En este caso, efectivamente se suscribió un «contrato administrativo de provisión temporal de vacante identificada en la plantilla». En el régimen jurídico que da soporte a este contrato se establece que las Administraciones Públicas solo podrán contratar personal en régimen administrativo para la provisión temporal de las vacantes existentes en sus respectivas plantillas orgánicas, por un plazo máximo de tres años. Se considera contrato de provisión temporal de vacante el celebrado para cubrir temporalmente una plaza vacante, en tanto no se produzca su cobertura definitiva. A estos efectos, se entiende por plaza vacante la que figura como tal en la plantilla orgánica de cada una de las Administraciones Públicas con su correspondiente dotación presupuestaria. En virtud de la citada normativa, en este contrato deberá identificarse el número de la plaza que se pretende cubrir transitoriamente; su duración se establecerá hasta el cumplimiento de alguna de las causas de extinción previstas; y el contrato se extinguirá por la provisión de la plaza por alguno de los procedimientos previstos reglamentariamente o por la amortización de la misma.

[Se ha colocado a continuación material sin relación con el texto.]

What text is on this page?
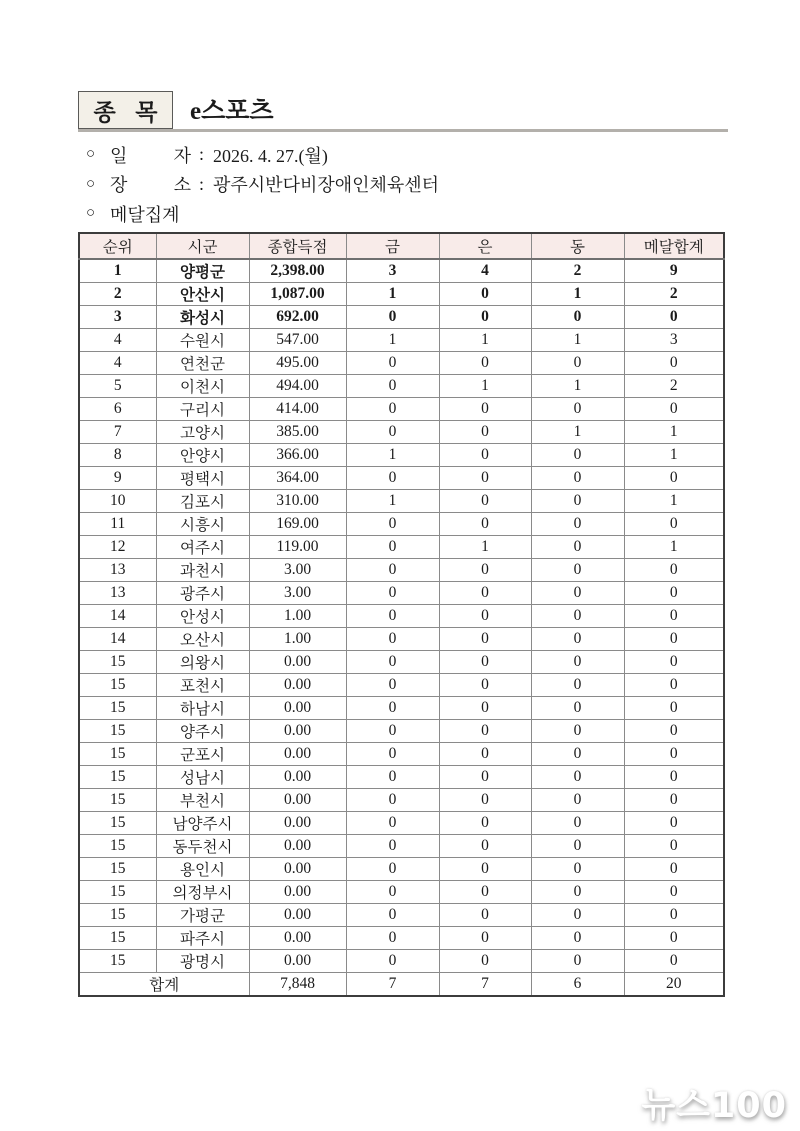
종 목 e스포츠
○ 일	자 : 2026. 4. 27.(월)
○ 장	소 : 광주시반다비장애인체육센터
○ 메달집계
순위	시군	종합득점	금	은	동	메달합계
1	양평군	2,398.00	3	4	2	9
2	안산시	1,087.00	1	0	1	2
3	화성시	692.00	0	0	0	0
4	수원시	547.00	1	1	1	3
4	연천군	495.00	0	0	0	0
5	이천시	494.00	0	1	1	2
6	구리시	414.00	0	0	0	0
7	고양시	385.00	0	0	1	1
8	안양시	366.00	1	0	0	1
9	평택시	364.00	0	0	0	0
10	김포시	310.00	1	0	0	1
11	시흥시	169.00	0	0	0	0
12	여주시	119.00	0	1	0	1
13	과천시	3.00	0	0	0	0
13	광주시	3.00	0	0	0	0
14	안성시	1.00	0	0	0	0
14	오산시	1.00	0	0	0	0
15	의왕시	0.00	0	0	0	0
15	포천시	0.00	0	0	0	0
15	하남시	0.00	0	0	0	0
15	양주시	0.00	0	0	0	0
15	군포시	0.00	0	0	0	0
15	성남시	0.00	0	0	0	0
15	부천시	0.00	0	0	0	0
15	남양주시	0.00	0	0	0	0
15	동두천시	0.00	0	0	0	0
15	용인시	0.00	0	0	0	0
15	의정부시	0.00	0	0	0	0
15	가평군	0.00	0	0	0	0
15	파주시	0.00	0	0	0	0
15	광명시	0.00	0	0	0	0
합계		7,848	7	7	6	20
뉴스100
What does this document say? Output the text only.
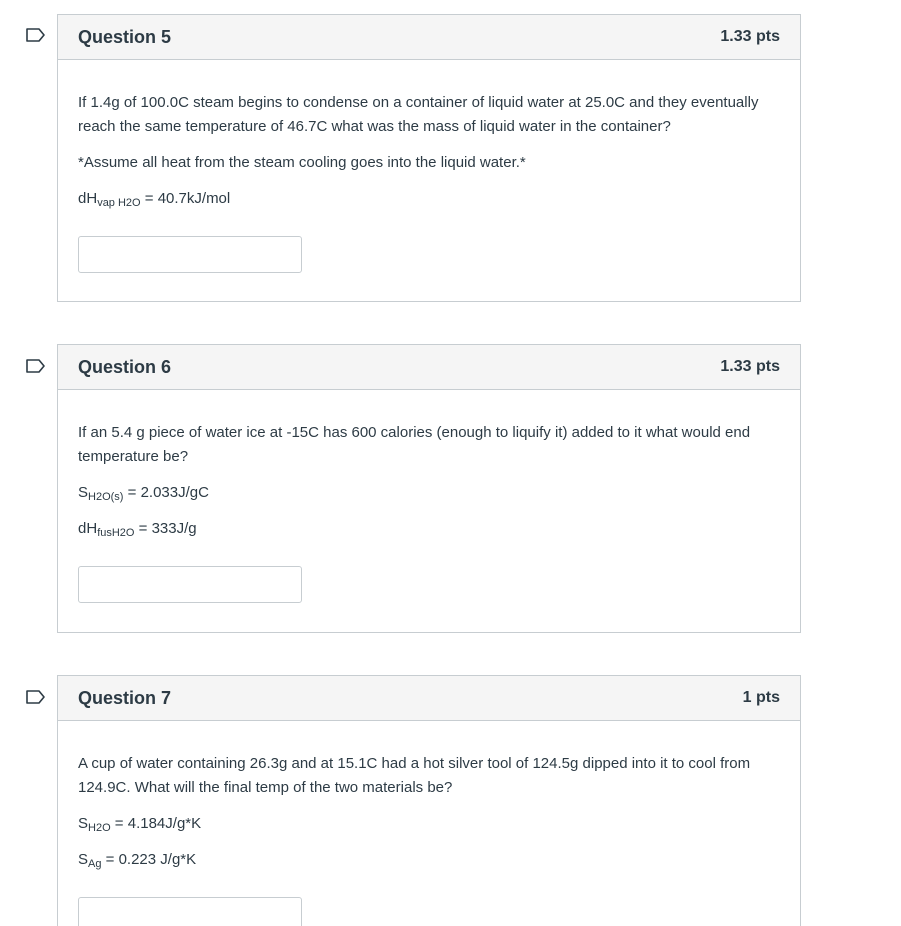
Question 5	1.33 pts

If 1.4g of 100.0C steam begins to condense on a container of liquid water at 25.0C and they eventually reach the same temperature of 46.7C what was the mass of liquid water in the container?

*Assume all heat from the steam cooling goes into the liquid water.*

$dH_{vap H2O} = 40.7kJ/mol$

Question 6	1.33 pts

If an 5.4 g piece of water ice at -15C has 600 calories (enough to liquify it) added to it what would end temperature be?

$S_{H2O(s)} = 2.033J/gC$

$dH_{fusH2O} = 333J/g$

Question 7	1 pts

A cup of water containing 26.3g and at 15.1C had a hot silver tool of 124.5g dipped into it to cool from 124.9C. What will the final temp of the two materials be?

$S_{H2O} = 4.184J/g*K$

$S_{Ag} = 0.223$ J/g*K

Pues bien, en este supuesto, el contrato suscrito por la demandante cumple con las formalidades exigidas, sin apreciar irregularidad alguna que afecte a su contratación. La única alegación de la demandante es que el contrato tuvo una duración inusualmente larga, «única cuestión debatida en las actuaciones, sobre la que carece de competencia la jurisdicción social, por tanto, ya que afecta al devenir de la relación, por lo que se ha de colegir que corresponde la competencia a la jurisdicción contencioso-administrativa» (STS 1276/2025, 17 de diciembre, FJ 4). Curiosamente, uno de los aspectos que determinan el fraude de ley en la contratación laboral es precisamente que el plazo de duración no se ajuste al previsto en la normativa aplicable. El problema es que aquí no se califica la contratación como laboral, salvo que exista fraude en la misma, pese a que el fraude pueda venir determinado precisamente por el incumplimiento del plazo legalmente establecido para la contratación. Pero el Tribunal Supremo ha decidido, si la contratación «administrativa» se ajusta a la legalidad, que el conocimiento de cualquier irregularidad corresponderá a la jurisdicción contenciosa-administrativa.